Les peuples du monde entier subissent aujourd’hui l’aggravation d’une crise profonde du capitalisme dans laquelle ses agents (banques, transnationales, conglomérats médiatiques, institutions internationales et tous les gouvernements à leur service) cherchent à accroître leurs bénéfices au prix d’une politique interventionniste et néo-colonialiste. Guerres, occupations militaires, traités néolibéraux de libre-échange et "mesures d’austérité" se voient traduits en paquets économiques qui privatisent les biens, baissent les salaires, réduisent les droits, augmentent le chômage et exploitent les ressources naturelles. Ces politiques affectent lourdement les pays riches du Nord, augmentent les migrations, les déplacements forcés, les délogements, l’endettement et les inégalités sociales.

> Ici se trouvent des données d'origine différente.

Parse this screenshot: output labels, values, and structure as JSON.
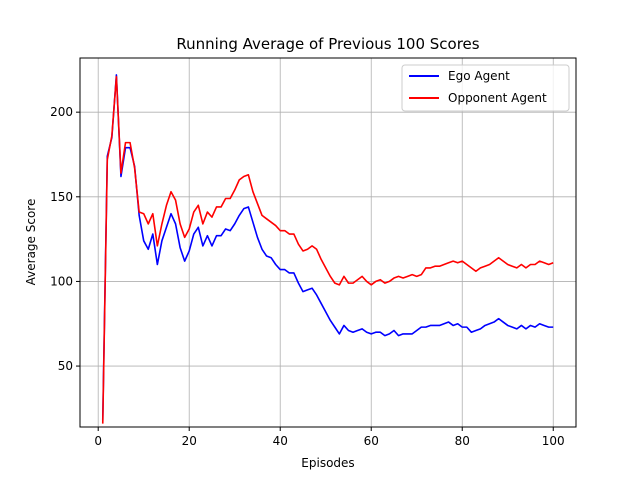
{
  "chart_data": {
    "type": "line",
    "title": "Running Average of Previous 100 Scores",
    "xlabel": "Episodes",
    "ylabel": "Average Score",
    "xlim": [
      -4,
      105
    ],
    "ylim": [
      14,
      232
    ],
    "xticks": [
      0,
      20,
      40,
      60,
      80,
      100
    ],
    "yticks": [
      50,
      100,
      150,
      200
    ],
    "grid": true,
    "legend_position": "top-right",
    "series": [
      {
        "name": "Ego Agent",
        "color": "#0000ff",
        "x": [
          1,
          2,
          3,
          4,
          5,
          6,
          7,
          8,
          9,
          10,
          11,
          12,
          13,
          14,
          15,
          16,
          17,
          18,
          19,
          20,
          21,
          22,
          23,
          24,
          25,
          26,
          27,
          28,
          29,
          30,
          31,
          32,
          33,
          34,
          35,
          36,
          37,
          38,
          39,
          40,
          41,
          42,
          43,
          44,
          45,
          46,
          47,
          48,
          49,
          50,
          51,
          52,
          53,
          54,
          55,
          56,
          57,
          58,
          59,
          60,
          61,
          62,
          63,
          64,
          65,
          66,
          67,
          68,
          69,
          70,
          71,
          72,
          73,
          74,
          75,
          76,
          77,
          78,
          79,
          80,
          81,
          82,
          83,
          84,
          85,
          86,
          87,
          88,
          89,
          90,
          91,
          92,
          93,
          94,
          95,
          96,
          97,
          98,
          99,
          100
        ],
        "values": [
          18,
          174,
          185,
          222,
          162,
          179,
          179,
          168,
          139,
          124,
          119,
          128,
          110,
          124,
          132,
          140,
          134,
          120,
          112,
          118,
          128,
          132,
          121,
          127,
          121,
          127,
          127,
          131,
          130,
          134,
          139,
          143,
          144,
          135,
          126,
          119,
          115,
          114,
          110,
          107,
          107,
          105,
          105,
          99,
          94,
          95,
          96,
          92,
          87,
          82,
          77,
          73,
          69,
          74,
          71,
          70,
          71,
          72,
          70,
          69,
          70,
          70,
          68,
          69,
          71,
          68,
          69,
          69,
          69,
          71,
          73,
          73,
          74,
          74,
          74,
          75,
          76,
          74,
          75,
          73,
          73,
          70,
          71,
          72,
          74,
          75,
          76,
          78,
          76,
          74,
          73,
          72,
          74,
          72,
          74,
          73,
          75,
          74,
          73,
          73
        ]
      },
      {
        "name": "Opponent Agent",
        "color": "#ff0000",
        "x": [
          1,
          2,
          3,
          4,
          5,
          6,
          7,
          8,
          9,
          10,
          11,
          12,
          13,
          14,
          15,
          16,
          17,
          18,
          19,
          20,
          21,
          22,
          23,
          24,
          25,
          26,
          27,
          28,
          29,
          30,
          31,
          32,
          33,
          34,
          35,
          36,
          37,
          38,
          39,
          40,
          41,
          42,
          43,
          44,
          45,
          46,
          47,
          48,
          49,
          50,
          51,
          52,
          53,
          54,
          55,
          56,
          57,
          58,
          59,
          60,
          61,
          62,
          63,
          64,
          65,
          66,
          67,
          68,
          69,
          70,
          71,
          72,
          73,
          74,
          75,
          76,
          77,
          78,
          79,
          80,
          81,
          82,
          83,
          84,
          85,
          86,
          87,
          88,
          89,
          90,
          91,
          92,
          93,
          94,
          95,
          96,
          97,
          98,
          99,
          100
        ],
        "values": [
          16,
          172,
          186,
          221,
          164,
          182,
          182,
          167,
          141,
          140,
          134,
          140,
          121,
          134,
          145,
          153,
          148,
          134,
          126,
          131,
          141,
          145,
          134,
          141,
          138,
          144,
          144,
          149,
          149,
          154,
          160,
          162,
          163,
          153,
          146,
          139,
          137,
          135,
          133,
          130,
          130,
          128,
          128,
          122,
          118,
          119,
          121,
          119,
          113,
          108,
          103,
          99,
          98,
          103,
          99,
          99,
          101,
          103,
          100,
          98,
          100,
          101,
          99,
          100,
          102,
          103,
          102,
          103,
          104,
          103,
          104,
          108,
          108,
          109,
          109,
          110,
          111,
          112,
          111,
          112,
          110,
          108,
          106,
          108,
          109,
          110,
          112,
          114,
          112,
          110,
          109,
          108,
          110,
          108,
          110,
          110,
          112,
          111,
          110,
          111
        ]
      }
    ]
  }
}
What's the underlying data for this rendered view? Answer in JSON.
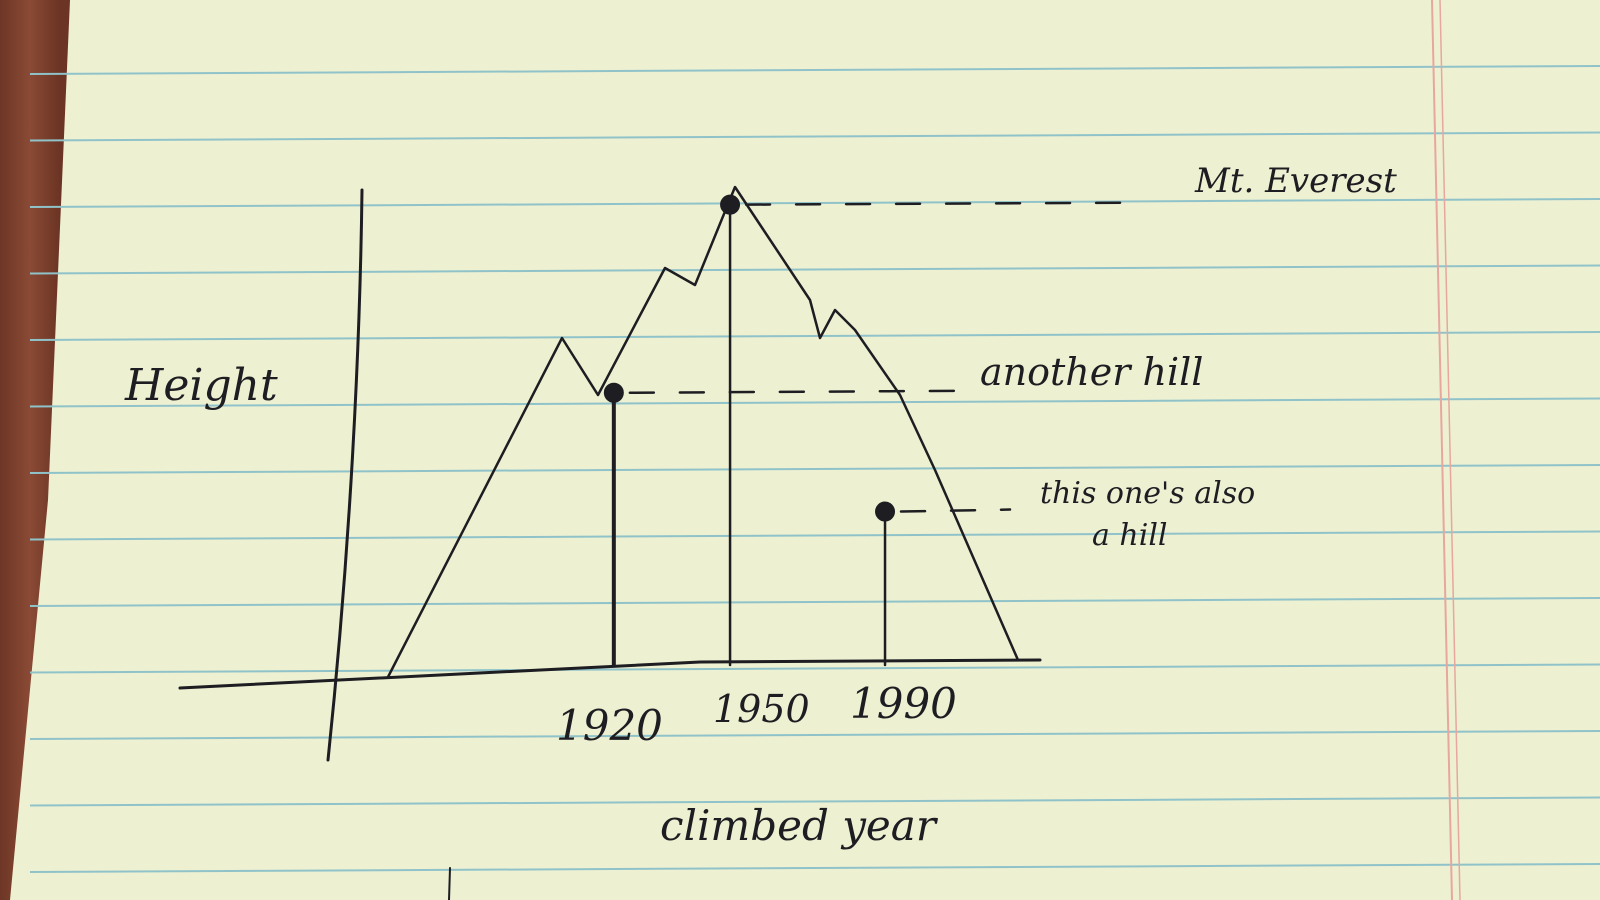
{
  "chart_data": {
    "type": "scatter",
    "title": "",
    "xlabel": "climbed year",
    "ylabel": "Height",
    "ticks": [
      "1920",
      "1950",
      "1990"
    ],
    "points": [
      {
        "x": 1920,
        "y": 0.55,
        "label": "another hill"
      },
      {
        "x": 1950,
        "y": 0.93,
        "label": "Mt. Everest"
      },
      {
        "x": 1990,
        "y": 0.31,
        "label": "this one's also a hill"
      }
    ],
    "xlim": [
      1855,
      2030
    ],
    "ylim": [
      0,
      1
    ]
  },
  "colors": {
    "paper": "#eef0d2",
    "rule_line": "#8fc3c9",
    "margin_line": "#e7a6a0",
    "ink": "#1d1d22"
  }
}
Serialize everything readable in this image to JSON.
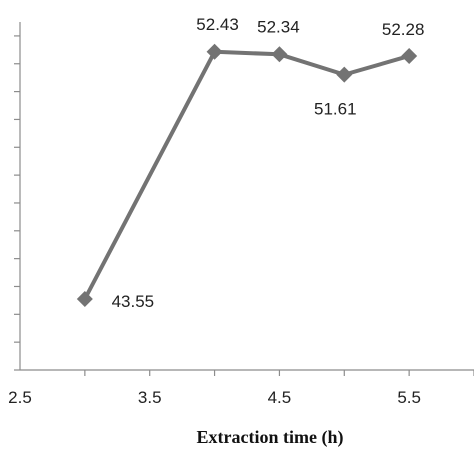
{
  "chart_data": {
    "type": "line",
    "title": "",
    "xlabel": "Extraction time (h)",
    "ylabel": "",
    "xlim": [
      2.5,
      6.0
    ],
    "ylim": [
      41.0,
      53.5
    ],
    "x_ticks": [
      "2.5",
      "3.5",
      "4.5",
      "5.5"
    ],
    "y_ticks_labeled": false,
    "grid": false,
    "legend": "none",
    "series": [
      {
        "color": "#737373",
        "marker": "diamond",
        "points": [
          {
            "x": 3.0,
            "y": 43.55,
            "label": "43.55"
          },
          {
            "x": 4.0,
            "y": 52.43,
            "label": "52.43"
          },
          {
            "x": 4.5,
            "y": 52.34,
            "label": "52.34"
          },
          {
            "x": 5.0,
            "y": 51.61,
            "label": "51.61"
          },
          {
            "x": 5.5,
            "y": 52.28,
            "label": "52.28"
          }
        ]
      }
    ]
  }
}
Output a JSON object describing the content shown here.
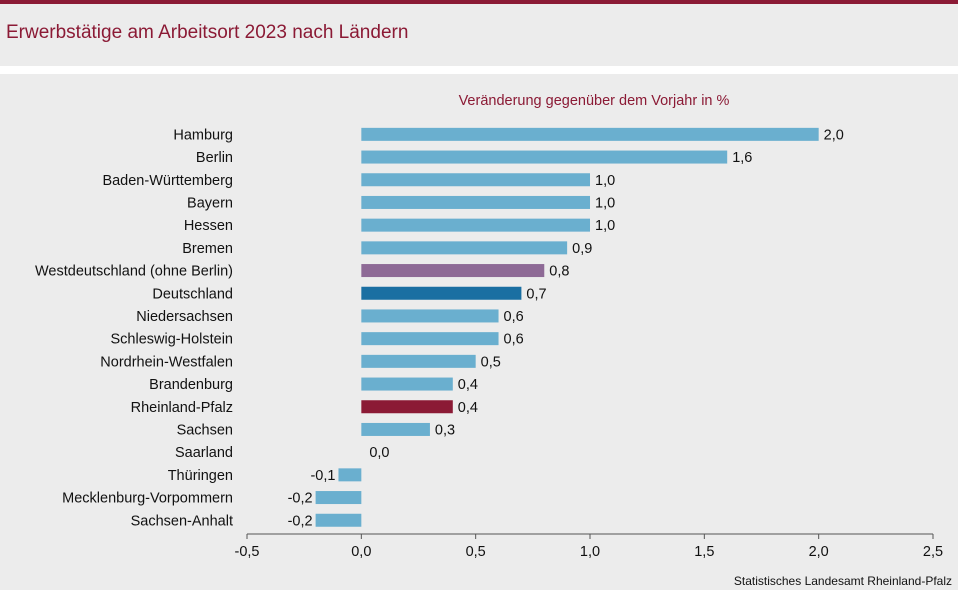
{
  "title": "Erwerbstätige am Arbeitsort 2023 nach Ländern",
  "source": "Statistisches Landesamt Rheinland-Pfalz",
  "colors": {
    "default": "#6aafcf",
    "westdeutschland": "#8e6a96",
    "deutschland": "#1a6fa2",
    "rheinland_pfalz": "#8b1a35",
    "accent": "#8b1a35"
  },
  "chart_data": {
    "type": "bar",
    "orientation": "horizontal",
    "title": "Veränderung gegenüber dem Vorjahr in %",
    "categories": [
      "Hamburg",
      "Berlin",
      "Baden-Württemberg",
      "Bayern",
      "Hessen",
      "Bremen",
      "Westdeutschland (ohne Berlin)",
      "Deutschland",
      "Niedersachsen",
      "Schleswig-Holstein",
      "Nordrhein-Westfalen",
      "Brandenburg",
      "Rheinland-Pfalz",
      "Sachsen",
      "Saarland",
      "Thüringen",
      "Mecklenburg-Vorpommern",
      "Sachsen-Anhalt"
    ],
    "values": [
      2.0,
      1.6,
      1.0,
      1.0,
      1.0,
      0.9,
      0.8,
      0.7,
      0.6,
      0.6,
      0.5,
      0.4,
      0.4,
      0.3,
      0.0,
      -0.1,
      -0.2,
      -0.2
    ],
    "value_labels": [
      "2,0",
      "1,6",
      "1,0",
      "1,0",
      "1,0",
      "0,9",
      "0,8",
      "0,7",
      "0,6",
      "0,6",
      "0,5",
      "0,4",
      "0,4",
      "0,3",
      "0,0",
      "-0,1",
      "-0,2",
      "-0,2"
    ],
    "highlight": {
      "Westdeutschland (ohne Berlin)": "westdeutschland",
      "Deutschland": "deutschland",
      "Rheinland-Pfalz": "rheinland_pfalz"
    },
    "xlim": [
      -0.5,
      2.5
    ],
    "xticks": [
      -0.5,
      0.0,
      0.5,
      1.0,
      1.5,
      2.0,
      2.5
    ],
    "xtick_labels": [
      "-0,5",
      "0,0",
      "0,5",
      "1,0",
      "1,5",
      "2,0",
      "2,5"
    ],
    "xlabel": "",
    "ylabel": "",
    "grid": false
  }
}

La logique d’exclusion de ce modèle ne sert qu’à enrichir une petite élite, tant dans les pays du Nord que dans les pays du Sud, au détriment de la grande majorité de la population. La défense de la souveraineté et de l’auto-détermination des peuples, la justice économique, environnementale et de genre, sont les clés pour affronter et dépasser la crise, en consolidant le protagonisme d’un Etat libre des corporations et au service des peuples.
Le réchauffement global est le résultat du système capitaliste de production, de distribution et de consommation. Les transnationales, les institutions financières, les gouvernements et les organismes internationaux à son service, ne veulent pas réduire leur émission de gaz à effet de serre. A présent, ils tentent de nous imposer "l’économie verte" comme solution à la crise environnementale et alimentaire, ce qui non seulement aggrave le problème, mais débouche sur la marchandisation, la privatisation et la financiarisation de la vie. Nous rejetons toutes les fausses solutions à ces crises, tels que les agro-combustibles transgéniques, la géo-ingénierie et les marchés carbone, car ce ne sont là que les nouveaux déguisements du système. La tenue de la Conférence des Nations-unies Río+20, au mois de juin à Río de Janeiro, 20 ans après Rio 92, renforce la lutte pour la justice climatique en opposition au modèle de développement capitaliste. La tentative de "verdir" le capitalisme, s’accompagnant de nouveaux instruments de "l’économie verte", doit alerter les mouvements sociaux et leur permettre de durcir la résistance et d’être les protagonistes de la construction de véritables alternatives à la crise.
Nous dénonçons la violence faites aux femmes qui est exercée régulièrement comme un outil de contrôle de leurs vies et de leurs corps. De surcroît, nous luttons contre la recrudescence de leur exploitation au travail qui permet aux entreprises d’atténuer les impacts de la crise et de maintenir des marges de bénéfices constantes. Nous luttons contre le trafic des femmes et d’enfants, contre les relations forcées et les préjugés raciaux. Nous défendons la diversité sexuelle, le droit à l’auto-détermination de genre et luttons contre l’homophobie et les violences sexistes.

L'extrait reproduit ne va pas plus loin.